Shridatta Bhandwaldar, head-equities, Canara Robeco, added, “We have increased the largecap allocation.

"Nearly 15 per cent of the portfolio is now in largecaps and cash.

"We have also decreased the concentration in the scheme to manage the risks better.”

The surge in cash levels was even higher in the case of the top three schemes.

While the aggregate amount has gone up from Rs 3,900 crore to Rs 7,000 crore, the average cash level as a percentage of the total assets has surged from 5.5 per cent to 7.75 per cent.
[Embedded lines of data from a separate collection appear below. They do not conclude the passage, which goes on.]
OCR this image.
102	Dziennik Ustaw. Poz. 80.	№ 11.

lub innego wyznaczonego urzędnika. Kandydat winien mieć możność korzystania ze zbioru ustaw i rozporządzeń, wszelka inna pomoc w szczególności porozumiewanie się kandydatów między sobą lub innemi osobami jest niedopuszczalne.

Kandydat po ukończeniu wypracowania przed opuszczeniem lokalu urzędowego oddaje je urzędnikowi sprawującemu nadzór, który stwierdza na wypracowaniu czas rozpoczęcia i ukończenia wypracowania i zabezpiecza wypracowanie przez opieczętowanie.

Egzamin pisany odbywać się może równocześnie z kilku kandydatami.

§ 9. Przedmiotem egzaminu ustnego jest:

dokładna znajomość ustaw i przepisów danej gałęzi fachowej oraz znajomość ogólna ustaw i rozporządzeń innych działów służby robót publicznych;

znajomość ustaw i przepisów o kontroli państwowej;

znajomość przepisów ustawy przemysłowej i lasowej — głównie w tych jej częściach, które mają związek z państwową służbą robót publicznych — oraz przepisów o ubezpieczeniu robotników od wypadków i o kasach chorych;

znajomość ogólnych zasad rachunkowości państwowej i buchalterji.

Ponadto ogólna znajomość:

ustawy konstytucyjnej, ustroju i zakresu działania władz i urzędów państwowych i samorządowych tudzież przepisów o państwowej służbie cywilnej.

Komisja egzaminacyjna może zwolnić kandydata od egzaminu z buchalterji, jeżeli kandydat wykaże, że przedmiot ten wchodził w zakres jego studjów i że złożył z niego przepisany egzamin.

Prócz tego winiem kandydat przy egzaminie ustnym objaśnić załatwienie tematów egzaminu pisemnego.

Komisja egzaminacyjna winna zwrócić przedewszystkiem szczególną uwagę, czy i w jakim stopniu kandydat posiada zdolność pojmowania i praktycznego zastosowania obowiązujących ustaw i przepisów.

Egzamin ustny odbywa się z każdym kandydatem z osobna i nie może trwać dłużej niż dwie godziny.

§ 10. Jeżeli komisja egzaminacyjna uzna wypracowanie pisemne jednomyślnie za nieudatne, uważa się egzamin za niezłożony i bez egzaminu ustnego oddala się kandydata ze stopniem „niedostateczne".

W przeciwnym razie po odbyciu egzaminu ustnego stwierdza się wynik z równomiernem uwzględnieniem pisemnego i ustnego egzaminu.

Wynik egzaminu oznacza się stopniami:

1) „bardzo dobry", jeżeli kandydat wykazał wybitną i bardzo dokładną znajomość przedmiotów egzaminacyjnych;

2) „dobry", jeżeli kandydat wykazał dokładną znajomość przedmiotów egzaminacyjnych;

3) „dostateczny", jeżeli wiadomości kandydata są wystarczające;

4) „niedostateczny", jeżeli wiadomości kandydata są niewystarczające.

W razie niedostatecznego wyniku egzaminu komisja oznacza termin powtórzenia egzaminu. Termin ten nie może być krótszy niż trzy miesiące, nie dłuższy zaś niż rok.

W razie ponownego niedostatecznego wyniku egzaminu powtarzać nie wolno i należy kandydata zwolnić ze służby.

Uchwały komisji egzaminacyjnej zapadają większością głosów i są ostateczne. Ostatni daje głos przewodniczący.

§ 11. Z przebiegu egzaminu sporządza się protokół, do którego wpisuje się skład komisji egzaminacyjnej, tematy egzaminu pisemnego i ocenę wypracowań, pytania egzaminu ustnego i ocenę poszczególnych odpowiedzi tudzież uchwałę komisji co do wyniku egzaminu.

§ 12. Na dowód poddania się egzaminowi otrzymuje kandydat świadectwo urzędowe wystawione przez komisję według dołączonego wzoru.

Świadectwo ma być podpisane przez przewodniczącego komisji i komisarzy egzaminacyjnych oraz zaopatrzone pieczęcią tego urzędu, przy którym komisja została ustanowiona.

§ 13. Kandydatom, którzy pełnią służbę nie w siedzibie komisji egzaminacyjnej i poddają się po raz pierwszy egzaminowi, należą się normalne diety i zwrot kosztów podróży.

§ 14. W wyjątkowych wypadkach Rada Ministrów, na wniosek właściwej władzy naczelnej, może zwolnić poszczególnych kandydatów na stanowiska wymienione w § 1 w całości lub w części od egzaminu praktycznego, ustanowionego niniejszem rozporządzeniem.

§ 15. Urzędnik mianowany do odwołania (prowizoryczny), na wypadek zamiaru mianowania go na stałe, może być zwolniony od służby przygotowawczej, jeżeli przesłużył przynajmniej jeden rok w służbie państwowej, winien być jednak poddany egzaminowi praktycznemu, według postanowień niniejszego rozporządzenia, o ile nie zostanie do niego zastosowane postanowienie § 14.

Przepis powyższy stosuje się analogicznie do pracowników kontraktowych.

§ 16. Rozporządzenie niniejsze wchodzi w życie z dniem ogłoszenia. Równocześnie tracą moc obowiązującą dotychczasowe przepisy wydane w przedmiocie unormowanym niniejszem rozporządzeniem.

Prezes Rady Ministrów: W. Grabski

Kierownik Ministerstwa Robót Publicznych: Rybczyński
In 2023, the benchmark S&P BSE Sensex and Nifty50 indices gained nearly 20 per cent each, while the Nifty Midcap 100 and the Nifty Smallcap 100 gained 46.6 per cent and 55.6 per cent, respectively.

The mouthwatering returns generated by smallcap stocks have led to more and more flows into smallcap schemes.

Last year, largecap and flexicap funds together collected Rs 4,500 crore, while smallcap funds raked in nearly Rs 40,000 crore.

“A large part of this smallcap and midcap (SMID) rally (approximately two-thirds) was liquidity-driven (supported by strong domestic flows), whereas, for the Nifty, this was led by earnings delivery.

"As a result, valuations for SMIDs are now stretched at over one standard deviation level, while, in comparison, Nifty continues to trade closer to its long-term average valuations.

"With heightened volatility in the first half of calendar year 2024, we continue to prefer largecaps over SMIDs,” said Arbind Maheswari, head of India equities, BofA Securities.

“The midcap and smallcap indices have nearly doubled in the past four years.

"Historical trends suggest that any segment tends to falter after a 25 per cent five-year compound annual growth rate.

"However, we are cautious only in sub-sectors that have seen a massive melt-up during the past six months,” said Neelesh Surana, CIO, Mirae Asset Investment Managers (India).

Given that some of these businesses are characterised by high cyclicality, asset heaviness, debt burden, lack of cash flow, low return on equity, and subpar management, there are concerns about the quality of the rally in this segment,” said Neelesh Surana, CIO, Mirae Asset Investment Managers (India).